ミカントゲコナジラミ(チャ系統)の寄生蜂シルベストリコバチの調査法


[要約]
黄色粘着板をチャ樹冠面下20〜30cmに設置すると、ミカントゲコナジラミ(チャ系統)の天敵シルベストリコバチが効率的に捕獲できる。粘着板を定期的に交換・調査することで、本寄生蜂のモニタリングができる。

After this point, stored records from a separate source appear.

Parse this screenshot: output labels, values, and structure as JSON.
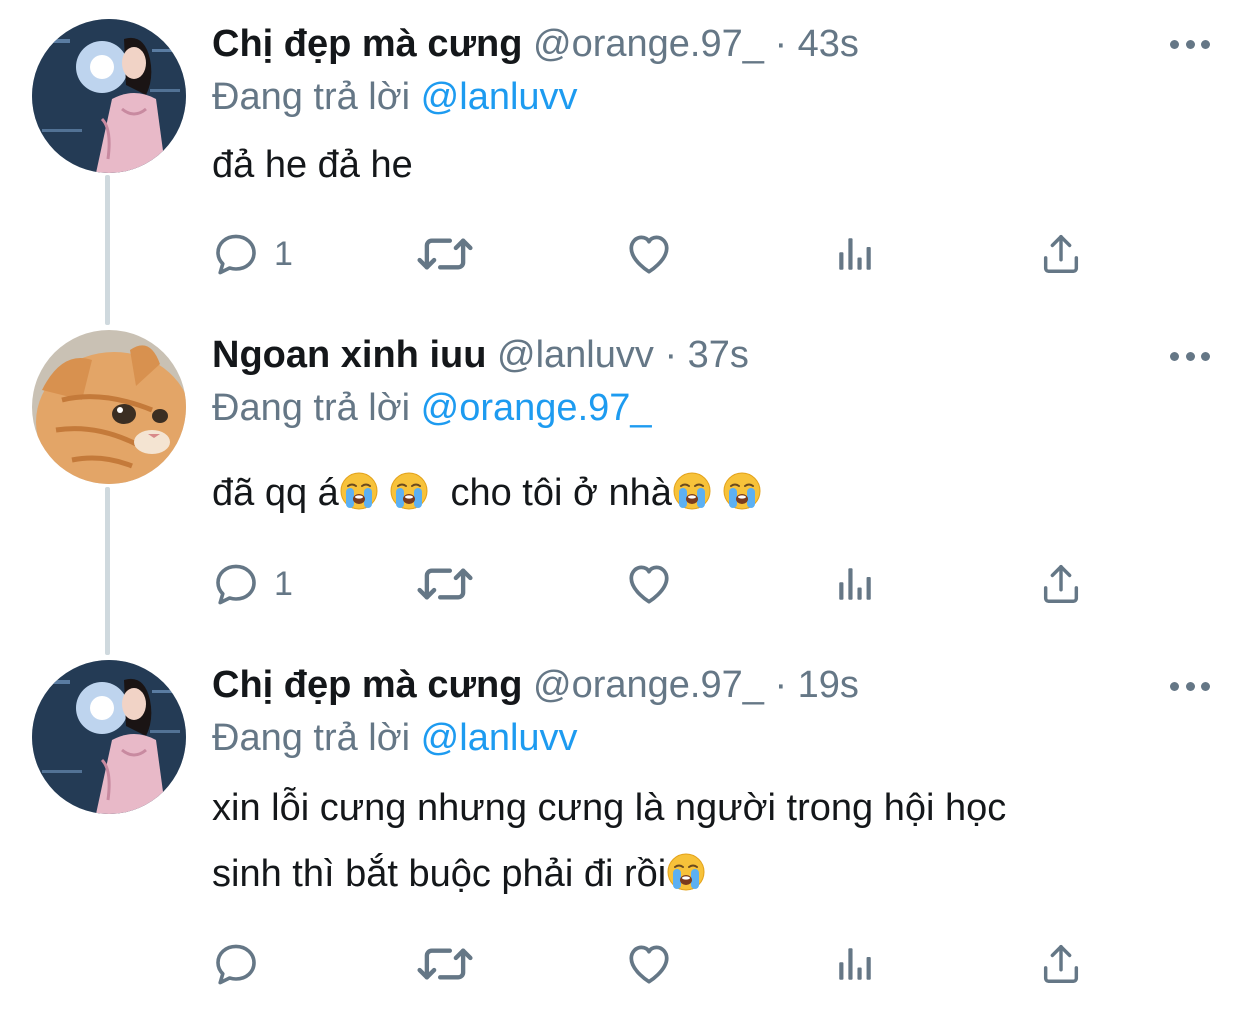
{
  "tweets": [
    {
      "display_name": "Chị đẹp mà cưng",
      "handle": "@orange.97_",
      "separator": "·",
      "time": "43s",
      "replying_to_label": "Đang trả lời",
      "replying_to_handle": "@lanluvv",
      "text": "đả he đả he",
      "reply_count": "1",
      "avatar": "woman-portrait-avatar"
    },
    {
      "display_name": "Ngoan xinh iuu",
      "handle": "@lanluvv",
      "separator": "·",
      "time": "37s",
      "replying_to_label": "Đang trả lời",
      "replying_to_handle": "@orange.97_",
      "text_parts": [
        "đã qq á",
        " ",
        "  cho tôi ở nhà",
        " "
      ],
      "reply_count": "1",
      "avatar": "orange-cat-avatar"
    },
    {
      "display_name": "Chị đẹp mà cưng",
      "handle": "@orange.97_",
      "separator": "·",
      "time": "19s",
      "replying_to_label": "Đang trả lời",
      "replying_to_handle": "@lanluvv",
      "text_line1": "xin lỗi cưng nhưng cưng là người trong hội học",
      "text_line2": "sinh thì bắt buộc phải đi rồi",
      "reply_count": "",
      "avatar": "woman-portrait-avatar"
    }
  ],
  "icons": {
    "reply": "reply-icon",
    "retweet": "retweet-icon",
    "like": "heart-icon",
    "analytics": "analytics-icon",
    "share": "share-icon",
    "more": "more-options-icon",
    "emoji": "loudly-crying-face-emoji"
  },
  "colors": {
    "text": "#14171a",
    "secondary": "#657786",
    "link": "#1d9bf0",
    "thread_line": "#cfd9de"
  }
}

[キーワード]ミカントゲコナジラミ(チャ系統)、寄生蜂、シルベストリコバチ、黄色粘着板、チャ

[担当]三重農研・茶業研究室
[代表連絡先]電話:0595-82-3125
[区分]関東東海北陸農業・茶業
[分類]研究・参考

[背景・ねらい]
新たなチャの侵入害虫であるミカントゲコナジラミ(チャ系統)(以下ミカントゲコナジラミ)には、有望な天敵シルベストリコバチが寄生することが知られている。しかし、茶園で本種を効率的に調査する手法は確立されていない。そこで、茶園における本寄生蜂の動態を効率的に調査法する方法を検討する。

[成果の内容・特徴]
1. 黄色粘着板(ITシート® ®(黄色) 10cm×10cm を貼り付けたプラスチック板)をチャ樹冠面下20〜30cmの位置に設置(チャ樹冠内トラップ)すると、ミカントゲコナジラミの天敵シルベストリコバチが多数捕獲される(図1上)。
2. チャ樹冠内トラップに捕獲されるシルベストリコバチの数は、茶摘採面に設置した吸引式粘着トラップで捕獲されるものより多い。チャ樹冠内トラップを使うと茶園におけるシルベストリコバチを効率的に調査できる(図2)。
3. チャ樹冠内トラップを定期的に交換・調査することでシルベストリコバチの発生消長が把握できる(図3)。

[成果の活用面・留意点]
1. ミカントゲコナジラミに対して有望な寄生蜂の動態を明らかにすることで、生物的防除法に資する基礎知見が得られる。
2. ミカントゲコナジラミとクワシロカイガラムシが同時に発生している茶園では、シルベストリコバチと形態が類似するクワシロカイガラムシの寄生蜂のサルメンツヤコバチやベルレーゼコバチも捕獲されるので種の識別に留意する。
3. 黄色粘着板に捕獲されるミカントゲコナジラミを調査する場合は、樹冠面位置より10cm程度上に設置すると、効率的である(図1下)。

[具体的データ]
図1 チャ株上および内部の異なる位置に設置した黄色粘着板への捕獲数(2010年三重県亀山市) 図2 吸引粘着トラップと黄色粘着板へのシルベストリコバチ捕獲数の推移(2009年 三重県亀山市)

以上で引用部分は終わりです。